Animats · on Feb 27, 2017

Pure Forth machines were interesting when the CPU clock and the memory ran at about the same speed, and the number of gates was very limited. Chuck Moore's original Forth machine had a main memory, a data stack memory, and a return stack memory, each of which was cycled on each clock. It took only about 4K gates to make a CPU that way.

Today, the speed ratio between CPU and main memory is several orders of magnitude. The main problem in CPU design today is dealing with that huge mismatch. That's why there are so many levels of cache now, and vast amounts of cleverness and complexity to try to make memory accesses fewer, but wider.

The next step is massive parallelism. GPUs are today's best examples. Dedicated deep learning chips should be available soon, if they're not already. That problem can be implemented as a small inner loop made massively parallel.

qznc · on Feb 27, 2017

> the speed ratio between CPU and main memory is several orders of magnitude

What if you compare scratchpad SRAM and an energy-efficient CPU?

pjc50 · on Feb 27, 2017

Compare in what way? e.g. the L1 cache is SRAM running at core speed with low latency (4 cycles for Haswell).

qznc · on Feb 27, 2017

A factor of 4 instead of orders of magnitude means a Forth machine might still be worthwhile. No?

pjc50 · on Feb 27, 2017

Where's the Forth machine getting its operands from?

Sure, if you constrain your programs to use a tiny area of memory you might be able to achieve theoretical speed, but what workloads can you achieve with that?

If you were to write a browser in Forth, presumably it would still have to store all its DOM in DRAM?

qznc · on Feb 27, 2017

You probably want to parallelize the browser for energy efficiency. Then you can distributed the DOM across the scratchpads of hundreds of cores maybe?

pjc50 · on Feb 27, 2017

So each core has its own JS engine, or when you iterate across the DOM with a selector you have to query across all the nodes? This doesn't sound great.

(The "pile of cores with scratchpads" exists e.g. Tilera and Netronome, and they're a right pain to program for)

hvidgaard · on Feb 27, 2017

Superscalar is not about the number of processors, but a single cores ability to run multiple instructions in parallel. The most well known example of this is SIMD.

minipci1321 · on Feb 27, 2017

> to run multiple instructions in parallel.

> The most well known example of this is SIMD.

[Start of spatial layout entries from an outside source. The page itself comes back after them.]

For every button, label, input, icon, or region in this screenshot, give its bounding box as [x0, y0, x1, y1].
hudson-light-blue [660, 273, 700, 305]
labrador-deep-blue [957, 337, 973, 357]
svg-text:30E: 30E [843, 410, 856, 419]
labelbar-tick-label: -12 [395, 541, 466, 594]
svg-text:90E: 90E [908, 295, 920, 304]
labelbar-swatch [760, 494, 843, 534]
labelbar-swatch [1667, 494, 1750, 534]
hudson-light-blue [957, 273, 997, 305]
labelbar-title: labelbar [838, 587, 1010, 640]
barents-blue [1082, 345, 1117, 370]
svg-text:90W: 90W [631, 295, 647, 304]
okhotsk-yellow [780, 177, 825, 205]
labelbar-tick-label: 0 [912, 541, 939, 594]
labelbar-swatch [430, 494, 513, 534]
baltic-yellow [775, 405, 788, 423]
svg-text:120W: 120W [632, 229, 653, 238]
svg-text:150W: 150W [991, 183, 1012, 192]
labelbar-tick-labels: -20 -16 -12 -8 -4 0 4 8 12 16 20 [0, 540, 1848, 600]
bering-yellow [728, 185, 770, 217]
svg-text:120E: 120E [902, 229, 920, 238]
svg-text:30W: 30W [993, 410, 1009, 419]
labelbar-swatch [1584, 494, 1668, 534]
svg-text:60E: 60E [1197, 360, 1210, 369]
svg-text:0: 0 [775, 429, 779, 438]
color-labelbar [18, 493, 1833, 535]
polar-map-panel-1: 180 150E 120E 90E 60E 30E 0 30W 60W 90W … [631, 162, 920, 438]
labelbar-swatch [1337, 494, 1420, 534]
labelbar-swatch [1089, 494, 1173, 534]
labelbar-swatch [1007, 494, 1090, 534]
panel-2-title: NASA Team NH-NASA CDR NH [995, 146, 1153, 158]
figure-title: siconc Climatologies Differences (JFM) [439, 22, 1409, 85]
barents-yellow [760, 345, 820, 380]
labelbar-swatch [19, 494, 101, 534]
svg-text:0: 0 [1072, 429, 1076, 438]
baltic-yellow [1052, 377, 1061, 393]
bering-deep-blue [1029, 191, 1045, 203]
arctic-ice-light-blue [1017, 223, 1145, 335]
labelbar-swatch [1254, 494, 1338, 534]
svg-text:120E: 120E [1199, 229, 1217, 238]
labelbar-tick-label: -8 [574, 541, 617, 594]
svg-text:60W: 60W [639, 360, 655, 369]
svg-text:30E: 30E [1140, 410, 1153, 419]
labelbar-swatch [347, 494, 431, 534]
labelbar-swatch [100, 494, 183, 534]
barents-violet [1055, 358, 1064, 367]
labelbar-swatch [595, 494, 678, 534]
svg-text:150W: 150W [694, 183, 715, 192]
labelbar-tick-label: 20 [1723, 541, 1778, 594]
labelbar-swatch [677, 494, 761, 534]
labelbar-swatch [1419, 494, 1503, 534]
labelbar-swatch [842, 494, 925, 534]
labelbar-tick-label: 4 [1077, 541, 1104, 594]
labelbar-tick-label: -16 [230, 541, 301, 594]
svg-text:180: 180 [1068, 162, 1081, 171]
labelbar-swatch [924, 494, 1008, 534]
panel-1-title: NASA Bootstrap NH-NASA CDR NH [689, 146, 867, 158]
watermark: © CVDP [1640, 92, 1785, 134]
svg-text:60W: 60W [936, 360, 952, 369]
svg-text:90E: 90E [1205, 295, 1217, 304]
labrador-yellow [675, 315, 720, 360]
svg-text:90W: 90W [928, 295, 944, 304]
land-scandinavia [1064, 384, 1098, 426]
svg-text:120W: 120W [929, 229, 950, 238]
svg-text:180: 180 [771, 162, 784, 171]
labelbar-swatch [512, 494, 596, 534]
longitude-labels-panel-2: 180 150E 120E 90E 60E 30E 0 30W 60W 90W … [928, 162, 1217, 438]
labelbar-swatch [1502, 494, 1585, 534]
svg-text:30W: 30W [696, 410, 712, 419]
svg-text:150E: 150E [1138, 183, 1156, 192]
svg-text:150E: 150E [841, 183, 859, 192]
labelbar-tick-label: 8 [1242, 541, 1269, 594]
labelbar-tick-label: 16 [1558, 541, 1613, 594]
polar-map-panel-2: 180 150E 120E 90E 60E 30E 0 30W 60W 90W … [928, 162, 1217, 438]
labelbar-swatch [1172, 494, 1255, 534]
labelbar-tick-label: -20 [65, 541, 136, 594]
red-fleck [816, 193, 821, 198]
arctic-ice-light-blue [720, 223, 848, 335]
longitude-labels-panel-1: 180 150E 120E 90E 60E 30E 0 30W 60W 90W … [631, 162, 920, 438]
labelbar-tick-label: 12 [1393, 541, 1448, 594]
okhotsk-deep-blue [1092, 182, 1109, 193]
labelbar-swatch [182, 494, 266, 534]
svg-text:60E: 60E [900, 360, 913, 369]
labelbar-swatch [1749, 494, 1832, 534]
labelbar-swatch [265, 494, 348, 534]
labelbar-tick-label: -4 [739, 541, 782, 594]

SImd == Single Instruction (multiple data). Correct explanation, unsuitable illustration.

hvidgaard · on Feb 27, 2017

SIMD is an example of super scalar design. It is running multiple instructions in parallel, they all just happen to be the same instruction. I could have said MIMD, but that is not a term that is well known.

gpderetta · on Feb 27, 2017

I wouldn't call SIMD superscalar. The complexity of a superscalar design is being able to track multiple instructions, their dependencies and their out of order completion [1]. Classical SIMD machines run every lane in lock step.

[1] not OoO issue, that would be a proper Out Of Order CPU.

hvidgaard · on Feb 27, 2017

It's a classical example of how much definition matters. Though, if we define superscalar to mean the instructions can run independenly (i.e. not in lockstep), then I agree that a single SIMD unit is not superscalar. But a design with 2 SIMD units that operate on 2 different data steams independently would be be a superscalar design.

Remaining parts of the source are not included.